Dick Zokol Builds His Dream at Sagebrush

Image by: Dina Goldstein

The new Sagebrush course near Merritt is Disco Dick Zokol's field of dreams.

Sitting in the clubhouse locker-room at Warwick Hills Golf and Country Club in 1992, Richard Zokol listened intently as former Masters champ Ben Crenshaw talked about a course he was creating on a rural tract of sandy land in remote Nebraska: the newly opened Sand Hills Golf Club.

Zokol, only weeks away from his biggest triumph on the PGA Tour – a victory at the Greater Milwaukee Open – took in the master’s every word, as if recording directions to some buried treasure. “He spoke about it with such passion that I was drawn to the idea,” says the 49-year-old golfer once known as Disco Dick. “I knew right then that I wanted to build my own course.”

That dream, 16 years in the making, is now close to becoming a reality. The Sagebrush Golf and Sporting Club’s $8-million 18-hole golf course – which sits on a dramatic hillside near Merritt, once part of the fabled Quilchena Ranch – is set to open late this summer. Zokol has worked for almost a decade fashioning the course, and at every step in the process nay­sayers told him he wouldn’t make it: he didn’t have the money, the connections or the experience.

Even Zokol admits he had his doubts. “I asked myself how I would pull this one off,” he says. “I’m the consummate PGA Tour journeyman. I wasn’t the most skilled. I figured it all out through perseverance. I never made a fortune playing the game and got my nose bloodied more often than not.” With real estate sales at Sagebrush kicking off this spring – and with the course’s grass filling in the bare patches in the fairways – the next few months will determine whether Zokol’s unusual business venture will prove a scrappy success or a knockdown failure.

It isn’t an unusual position for Zokol, who’s fought most of his life to prove others wrong. The son of a Slovenian immigrant who became a dentist after the Second World War, Zokol grew up next to Marine Drive Golf Club, where he’d spend hours pounding balls, playing and practising. Few felt Zokol would ever succeed at the game. As a golfer he was never the longest, the biggest or the best. But with determination and imagination, Zokol excelled beyond his natural abilities. He led his team at Brigham Young University in Utah to an NCAA championship and later turned pro. In 412 events between 1983 and 2003, he gained a reputation as a free thinker, someone who often went against the status quo. He had 20 top-10 finishes, one win and total earnings of $1.8 million.

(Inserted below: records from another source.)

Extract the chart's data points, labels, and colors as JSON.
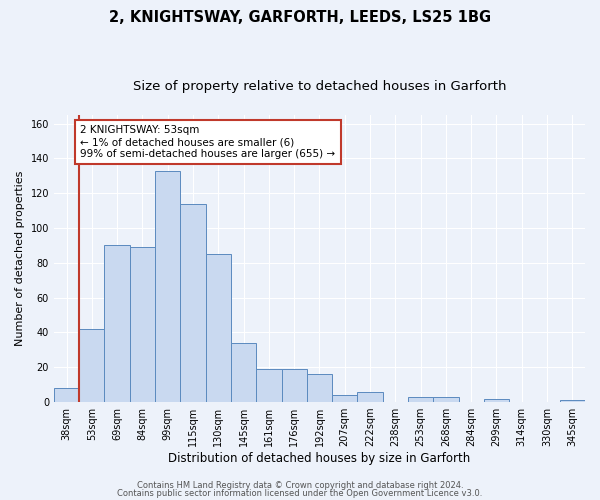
{
  "title": "2, KNIGHTSWAY, GARFORTH, LEEDS, LS25 1BG",
  "subtitle": "Size of property relative to detached houses in Garforth",
  "xlabel": "Distribution of detached houses by size in Garforth",
  "ylabel": "Number of detached properties",
  "categories": [
    "38sqm",
    "53sqm",
    "69sqm",
    "84sqm",
    "99sqm",
    "115sqm",
    "130sqm",
    "145sqm",
    "161sqm",
    "176sqm",
    "192sqm",
    "207sqm",
    "222sqm",
    "238sqm",
    "253sqm",
    "268sqm",
    "284sqm",
    "299sqm",
    "314sqm",
    "330sqm",
    "345sqm"
  ],
  "values": [
    8,
    42,
    90,
    89,
    133,
    114,
    85,
    34,
    19,
    19,
    16,
    4,
    6,
    0,
    3,
    3,
    0,
    2,
    0,
    0,
    1
  ],
  "bar_color": "#c9d9f0",
  "bar_edge_color": "#5b8abf",
  "vline_color": "#c0392b",
  "annotation_box_text": "2 KNIGHTSWAY: 53sqm\n← 1% of detached houses are smaller (6)\n99% of semi-detached houses are larger (655) →",
  "annotation_box_edge_color": "#c0392b",
  "annotation_box_facecolor": "#ffffff",
  "ylim": [
    0,
    165
  ],
  "yticks": [
    0,
    20,
    40,
    60,
    80,
    100,
    120,
    140,
    160
  ],
  "background_color": "#edf2fa",
  "grid_color": "#ffffff",
  "footer_line1": "Contains HM Land Registry data © Crown copyright and database right 2024.",
  "footer_line2": "Contains public sector information licensed under the Open Government Licence v3.0.",
  "title_fontsize": 10.5,
  "subtitle_fontsize": 9.5,
  "xlabel_fontsize": 8.5,
  "ylabel_fontsize": 8,
  "tick_fontsize": 7,
  "annotation_fontsize": 7.5,
  "footer_fontsize": 6
}
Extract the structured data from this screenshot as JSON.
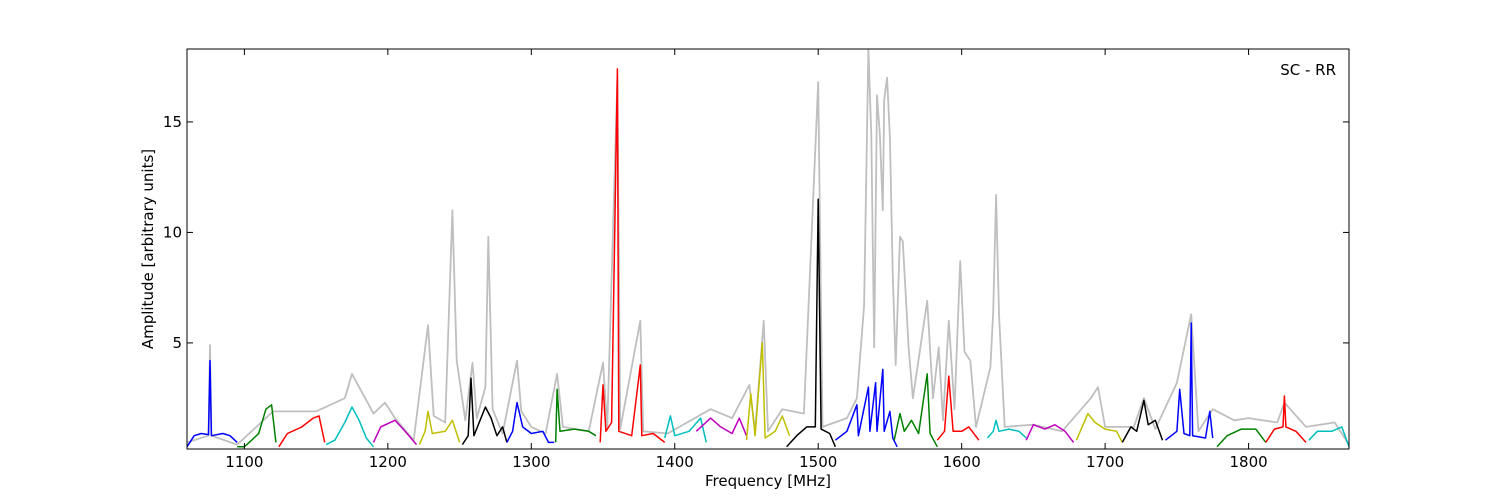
{
  "chart_data": {
    "type": "line",
    "xlabel": "Frequency [MHz]",
    "ylabel": "Amplitude [arbitrary units]",
    "annotation": "SC - RR",
    "annotation_position": "top-right",
    "xlim": [
      1060,
      1870
    ],
    "ylim": [
      0.2,
      18.3
    ],
    "xticks": [
      1100,
      1200,
      1300,
      1400,
      1500,
      1600,
      1700,
      1800
    ],
    "yticks": [
      5,
      10,
      15
    ],
    "grid": false,
    "legend": "none",
    "background_series": {
      "name": "",
      "color": "#bfbfbf",
      "points": [
        [
          1060,
          0.5
        ],
        [
          1075,
          0.8
        ],
        [
          1076,
          4.9
        ],
        [
          1077,
          0.8
        ],
        [
          1095,
          0.4
        ],
        [
          1120,
          1.9
        ],
        [
          1150,
          1.9
        ],
        [
          1170,
          2.5
        ],
        [
          1175,
          3.6
        ],
        [
          1180,
          3.0
        ],
        [
          1190,
          1.8
        ],
        [
          1198,
          2.3
        ],
        [
          1205,
          1.6
        ],
        [
          1218,
          0.6
        ],
        [
          1228,
          5.8
        ],
        [
          1232,
          1.7
        ],
        [
          1240,
          1.4
        ],
        [
          1245,
          11.0
        ],
        [
          1248,
          4.2
        ],
        [
          1254,
          1.5
        ],
        [
          1259,
          4.1
        ],
        [
          1262,
          1.6
        ],
        [
          1268,
          3.0
        ],
        [
          1270,
          9.8
        ],
        [
          1273,
          2.0
        ],
        [
          1280,
          0.9
        ],
        [
          1290,
          4.2
        ],
        [
          1293,
          1.9
        ],
        [
          1300,
          1.2
        ],
        [
          1310,
          0.9
        ],
        [
          1318,
          3.6
        ],
        [
          1322,
          1.2
        ],
        [
          1340,
          1.0
        ],
        [
          1350,
          4.1
        ],
        [
          1353,
          1.2
        ],
        [
          1360,
          17.0
        ],
        [
          1362,
          1.1
        ],
        [
          1376,
          6.0
        ],
        [
          1378,
          1.0
        ],
        [
          1395,
          0.9
        ],
        [
          1425,
          2.0
        ],
        [
          1440,
          1.6
        ],
        [
          1452,
          3.1
        ],
        [
          1456,
          1.0
        ],
        [
          1462,
          6.0
        ],
        [
          1465,
          1.0
        ],
        [
          1475,
          2.0
        ],
        [
          1490,
          1.8
        ],
        [
          1500,
          16.8
        ],
        [
          1503,
          1.2
        ],
        [
          1520,
          1.6
        ],
        [
          1527,
          2.5
        ],
        [
          1532,
          6.7
        ],
        [
          1535,
          18.3
        ],
        [
          1537,
          14.4
        ],
        [
          1539,
          4.8
        ],
        [
          1541,
          16.2
        ],
        [
          1543,
          14.4
        ],
        [
          1545,
          11.0
        ],
        [
          1546,
          16.0
        ],
        [
          1548,
          17.0
        ],
        [
          1550,
          14.3
        ],
        [
          1552,
          8.0
        ],
        [
          1554,
          4.0
        ],
        [
          1557,
          9.8
        ],
        [
          1559,
          9.6
        ],
        [
          1563,
          4.8
        ],
        [
          1566,
          2.5
        ],
        [
          1576,
          6.9
        ],
        [
          1580,
          2.5
        ],
        [
          1584,
          4.8
        ],
        [
          1587,
          1.5
        ],
        [
          1591,
          6.0
        ],
        [
          1595,
          2.0
        ],
        [
          1599,
          8.7
        ],
        [
          1602,
          4.6
        ],
        [
          1606,
          4.2
        ],
        [
          1610,
          1.2
        ],
        [
          1620,
          3.9
        ],
        [
          1622,
          6.4
        ],
        [
          1624,
          11.7
        ],
        [
          1626,
          6.3
        ],
        [
          1630,
          1.2
        ],
        [
          1650,
          1.3
        ],
        [
          1670,
          1.0
        ],
        [
          1690,
          2.5
        ],
        [
          1695,
          3.0
        ],
        [
          1700,
          1.2
        ],
        [
          1720,
          1.2
        ],
        [
          1727,
          2.5
        ],
        [
          1735,
          1.1
        ],
        [
          1750,
          3.2
        ],
        [
          1760,
          6.3
        ],
        [
          1765,
          1.0
        ],
        [
          1775,
          2.0
        ],
        [
          1790,
          1.5
        ],
        [
          1800,
          1.6
        ],
        [
          1820,
          1.4
        ],
        [
          1825,
          2.3
        ],
        [
          1840,
          1.2
        ],
        [
          1860,
          1.4
        ],
        [
          1870,
          0.4
        ]
      ]
    },
    "series": [
      {
        "name": "",
        "color": "#0000ff",
        "points": [
          [
            1060,
            0.3
          ],
          [
            1065,
            0.8
          ],
          [
            1070,
            0.9
          ],
          [
            1075,
            0.85
          ],
          [
            1076,
            4.2
          ],
          [
            1077,
            0.8
          ],
          [
            1085,
            0.9
          ],
          [
            1090,
            0.8
          ],
          [
            1095,
            0.5
          ]
        ]
      },
      {
        "name": "",
        "color": "#008000",
        "points": [
          [
            1095,
            0.3
          ],
          [
            1100,
            0.3
          ],
          [
            1105,
            0.6
          ],
          [
            1110,
            0.9
          ],
          [
            1115,
            2.0
          ],
          [
            1119,
            2.2
          ],
          [
            1122,
            0.5
          ]
        ]
      },
      {
        "name": "",
        "color": "#ff0000",
        "points": [
          [
            1124,
            0.3
          ],
          [
            1130,
            0.9
          ],
          [
            1140,
            1.2
          ],
          [
            1148,
            1.6
          ],
          [
            1152,
            1.7
          ],
          [
            1156,
            0.5
          ]
        ]
      },
      {
        "name": "",
        "color": "#00bfbf",
        "points": [
          [
            1157,
            0.4
          ],
          [
            1163,
            0.6
          ],
          [
            1170,
            1.4
          ],
          [
            1175,
            2.1
          ],
          [
            1180,
            1.5
          ],
          [
            1185,
            0.7
          ],
          [
            1190,
            0.3
          ]
        ]
      },
      {
        "name": "",
        "color": "#bf00bf",
        "points": [
          [
            1190,
            0.5
          ],
          [
            1195,
            1.2
          ],
          [
            1205,
            1.5
          ],
          [
            1212,
            1.0
          ],
          [
            1220,
            0.4
          ]
        ]
      },
      {
        "name": "",
        "color": "#bfbf00",
        "points": [
          [
            1222,
            0.4
          ],
          [
            1226,
            1.0
          ],
          [
            1228,
            1.9
          ],
          [
            1231,
            0.9
          ],
          [
            1240,
            1.0
          ],
          [
            1245,
            1.5
          ],
          [
            1250,
            0.5
          ]
        ]
      },
      {
        "name": "",
        "color": "#000000",
        "points": [
          [
            1252,
            0.4
          ],
          [
            1256,
            0.8
          ],
          [
            1258,
            3.4
          ],
          [
            1260,
            0.8
          ],
          [
            1268,
            2.1
          ],
          [
            1272,
            1.6
          ],
          [
            1276,
            0.8
          ],
          [
            1280,
            1.2
          ],
          [
            1283,
            0.5
          ]
        ]
      },
      {
        "name": "",
        "color": "#0000ff",
        "points": [
          [
            1283,
            0.5
          ],
          [
            1287,
            1.0
          ],
          [
            1290,
            2.3
          ],
          [
            1294,
            1.2
          ],
          [
            1300,
            0.9
          ],
          [
            1308,
            1.0
          ],
          [
            1312,
            0.5
          ],
          [
            1316,
            0.5
          ]
        ]
      },
      {
        "name": "",
        "color": "#008000",
        "points": [
          [
            1317,
            0.5
          ],
          [
            1318,
            2.9
          ],
          [
            1320,
            1.0
          ],
          [
            1330,
            1.1
          ],
          [
            1340,
            1.0
          ],
          [
            1345,
            0.8
          ]
        ]
      },
      {
        "name": "",
        "color": "#ff0000",
        "points": [
          [
            1348,
            0.5
          ],
          [
            1350,
            3.1
          ],
          [
            1352,
            1.0
          ],
          [
            1356,
            1.4
          ],
          [
            1360,
            17.4
          ],
          [
            1361,
            1.0
          ],
          [
            1370,
            0.8
          ],
          [
            1376,
            4.0
          ],
          [
            1377,
            0.8
          ],
          [
            1385,
            0.9
          ],
          [
            1393,
            0.5
          ]
        ]
      },
      {
        "name": "",
        "color": "#00bfbf",
        "points": [
          [
            1393,
            0.7
          ],
          [
            1397,
            1.7
          ],
          [
            1400,
            0.8
          ],
          [
            1410,
            1.0
          ],
          [
            1418,
            1.6
          ],
          [
            1422,
            0.5
          ]
        ]
      },
      {
        "name": "",
        "color": "#bf00bf",
        "points": [
          [
            1415,
            1.0
          ],
          [
            1425,
            1.6
          ],
          [
            1432,
            1.2
          ],
          [
            1440,
            0.9
          ],
          [
            1445,
            1.6
          ],
          [
            1450,
            0.8
          ]
        ]
      },
      {
        "name": "",
        "color": "#bfbf00",
        "points": [
          [
            1450,
            0.6
          ],
          [
            1453,
            2.7
          ],
          [
            1456,
            0.8
          ],
          [
            1461,
            5.0
          ],
          [
            1463,
            0.7
          ],
          [
            1470,
            1.0
          ],
          [
            1475,
            1.7
          ],
          [
            1480,
            0.8
          ]
        ]
      },
      {
        "name": "",
        "color": "#000000",
        "points": [
          [
            1478,
            0.3
          ],
          [
            1485,
            0.8
          ],
          [
            1492,
            1.2
          ],
          [
            1498,
            1.2
          ],
          [
            1500,
            11.5
          ],
          [
            1502,
            1.1
          ],
          [
            1508,
            0.9
          ],
          [
            1512,
            0.3
          ]
        ]
      },
      {
        "name": "",
        "color": "#0000ff",
        "points": [
          [
            1512,
            0.6
          ],
          [
            1520,
            1.0
          ],
          [
            1527,
            2.2
          ],
          [
            1528,
            0.8
          ],
          [
            1535,
            3.0
          ],
          [
            1536,
            1.0
          ],
          [
            1540,
            3.2
          ],
          [
            1541,
            1.0
          ],
          [
            1545,
            3.8
          ],
          [
            1546,
            1.0
          ],
          [
            1550,
            1.9
          ],
          [
            1552,
            0.7
          ],
          [
            1555,
            0.3
          ]
        ]
      },
      {
        "name": "",
        "color": "#008000",
        "points": [
          [
            1553,
            0.6
          ],
          [
            1557,
            1.8
          ],
          [
            1560,
            1.0
          ],
          [
            1565,
            1.5
          ],
          [
            1570,
            0.9
          ],
          [
            1576,
            3.6
          ],
          [
            1578,
            0.9
          ],
          [
            1583,
            0.3
          ]
        ]
      },
      {
        "name": "",
        "color": "#ff0000",
        "points": [
          [
            1583,
            0.6
          ],
          [
            1588,
            1.0
          ],
          [
            1591,
            3.5
          ],
          [
            1594,
            1.0
          ],
          [
            1600,
            1.0
          ],
          [
            1605,
            1.2
          ],
          [
            1612,
            0.6
          ]
        ]
      },
      {
        "name": "",
        "color": "#00bfbf",
        "points": [
          [
            1618,
            0.7
          ],
          [
            1622,
            1.0
          ],
          [
            1624,
            1.5
          ],
          [
            1626,
            1.0
          ],
          [
            1633,
            1.1
          ],
          [
            1640,
            1.0
          ],
          [
            1645,
            0.7
          ]
        ]
      },
      {
        "name": "",
        "color": "#bf00bf",
        "points": [
          [
            1645,
            0.6
          ],
          [
            1650,
            1.3
          ],
          [
            1658,
            1.1
          ],
          [
            1665,
            1.3
          ],
          [
            1672,
            1.0
          ],
          [
            1678,
            0.5
          ]
        ]
      },
      {
        "name": "",
        "color": "#bfbf00",
        "points": [
          [
            1680,
            0.6
          ],
          [
            1688,
            1.8
          ],
          [
            1693,
            1.4
          ],
          [
            1700,
            1.1
          ],
          [
            1708,
            1.0
          ],
          [
            1712,
            0.5
          ]
        ]
      },
      {
        "name": "",
        "color": "#000000",
        "points": [
          [
            1712,
            0.5
          ],
          [
            1718,
            1.2
          ],
          [
            1722,
            1.0
          ],
          [
            1727,
            2.4
          ],
          [
            1730,
            1.3
          ],
          [
            1735,
            1.5
          ],
          [
            1740,
            0.6
          ]
        ]
      },
      {
        "name": "",
        "color": "#0000ff",
        "points": [
          [
            1742,
            0.6
          ],
          [
            1750,
            1.0
          ],
          [
            1752,
            2.9
          ],
          [
            1755,
            0.9
          ],
          [
            1759,
            0.8
          ],
          [
            1760,
            5.9
          ],
          [
            1761,
            0.8
          ],
          [
            1770,
            0.7
          ],
          [
            1773,
            1.9
          ],
          [
            1775,
            0.7
          ]
        ]
      },
      {
        "name": "",
        "color": "#008000",
        "points": [
          [
            1778,
            0.3
          ],
          [
            1785,
            0.8
          ],
          [
            1795,
            1.1
          ],
          [
            1805,
            1.1
          ],
          [
            1812,
            0.5
          ]
        ]
      },
      {
        "name": "",
        "color": "#ff0000",
        "points": [
          [
            1812,
            0.5
          ],
          [
            1818,
            1.1
          ],
          [
            1824,
            1.2
          ],
          [
            1825,
            2.6
          ],
          [
            1826,
            1.2
          ],
          [
            1833,
            1.0
          ],
          [
            1840,
            0.5
          ]
        ]
      },
      {
        "name": "",
        "color": "#00bfbf",
        "points": [
          [
            1842,
            0.6
          ],
          [
            1848,
            1.0
          ],
          [
            1858,
            1.0
          ],
          [
            1865,
            1.2
          ],
          [
            1870,
            0.3
          ]
        ]
      }
    ]
  }
}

His time on tour was limited, and by 1995 he was playing less and less frequently, often spending extended periods of time at his home in Vancouver with his growing family. As his golf career waned, Zokol became more involved in business ventures, including helping launch Eaglequest Golf Centers Inc. But his success in the corporate world never reached the levels he’d witnessed in his golf career. By 2000 he was back on tour, a stint that would last until back problems derailed him in 2003.

A year after Zokol’s final attempt at the PGA Tour, he was back dreaming about his golf course. Following Crenshaw’s lead, Zokol wanted to build something different from almost any other course in the country. He wanted to make it an exclusive enclave not unlike the elite links where the rich and famous play on Long Island, New York. He wanted to create a club with an experience that rivalled the best in North America. But to outshine places such as Capilano Golf & Country Club in Vancouver, the notoriously exclusive Redtail Golf Course near St. Thomas, Ont., or Mount Bruno, haunt of Montreal’s most powerful businesspeople, it had to have atmosphere, access to world-class fishing and a great golf course.